A Streetcar to Paris via New York
By Molly Grogan
“…Exciting is an equally understated term for “A Streetcar Named Desire” created by his Mabou Mines company on a commission from the Comédie Française for its prestigious Salle Richelieu.
How indeed to qualify this project which has already been inscribed in the annals of the 430 year old home of Molière? It is a landmark and a watershed for starters in that the production breaks down a highly symbolic barrier: Tennessee Williams becomes the first American and even the first non-European author to enter the repertory of “le Français”, and “Streetcar” takes its place among the 2,662 works that the Troupe is authorized to play. Unconventional is what the Comédie Française gets with its choice of Mabou Mines, a leader in New York experimental theater for over 40 years and whose early identity was shaped by conceptual art, performance and the minimalist work of composer Philip Glass, a cofounder. Led by Breuer, whose interests range from fairy tales to Bunraku marionettes and Greek drama, Mabou Mines has received innumerable national and international awards (11 Obies to Breuer alone) for productions like “Mabou Mines Dollhouse” (where Torvald was played by a little person), “Peter and Wendy”, a puppet retelling of “Peter Pan”, and “Red Beads”, written by Breuer and designed by Basil Twist with merely fabric and wind.

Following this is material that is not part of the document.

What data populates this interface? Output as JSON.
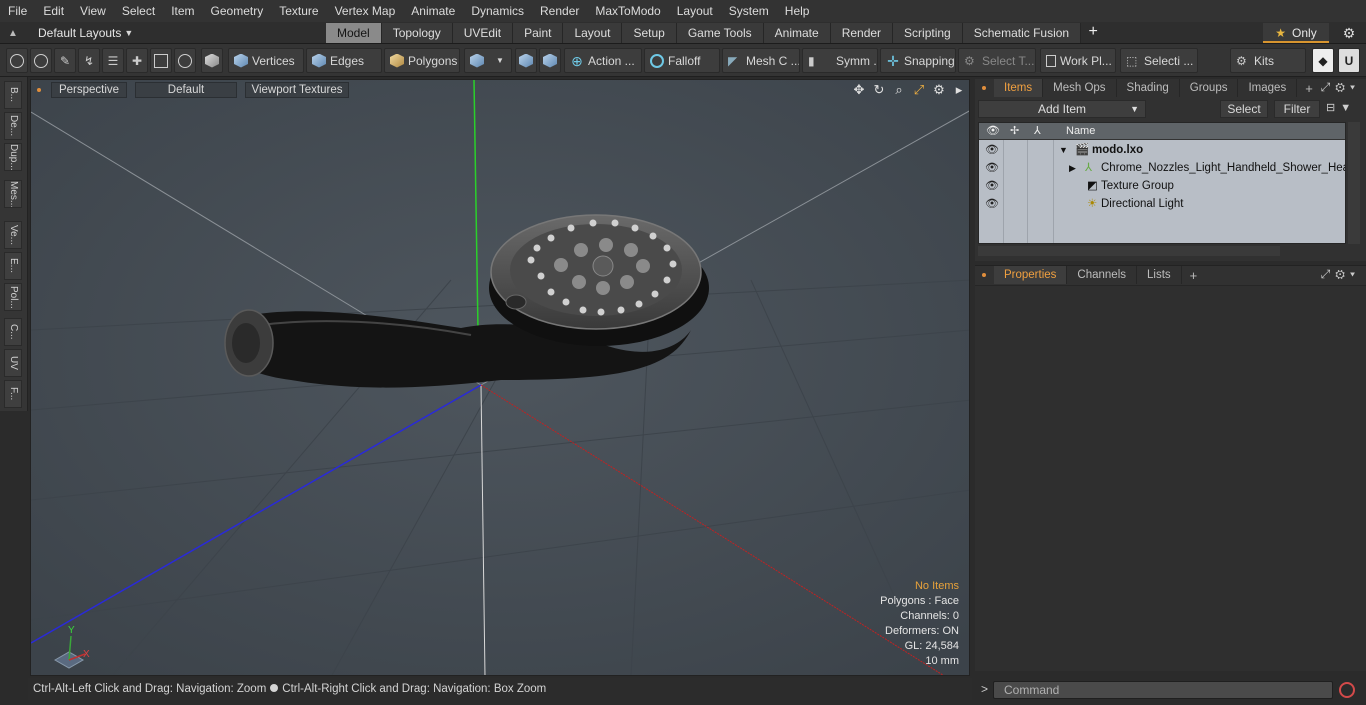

The intended marriage of all the creativity of Mabou Mines with all the traditions of the Comédie Française could have ended like the collision of a sportscar and a freight train but this “Streetcar” never belches smoke or even loses steam.
Mr. Molière, Meet Stanley Kowalski
DOREEN CARVAJAL – New York Times
September 10, 2011
“PARIS — The gilded and red velvet Salle Richelieu is the most hallowed stage of the Comédie Française, the three-centuries-old acting troupe. It has survived war, fire, political turmoil, financial difficulties but only now is it encountering its very first American play.
This season Stanley Kowalski will swagger through the heart of the Palais-Royal in a French production of Tennessee Williams’s “Streetcar Named Desire” or, as it is billed here, “Un Tramway Nommé Désir.” The troupe’s performers, accustomed to Moliere and strictly defined acting techniques, are experimenting with American improvisation under the tutelage of Lee Breuer, an avant-garde director from New York who doesn’t speak French.”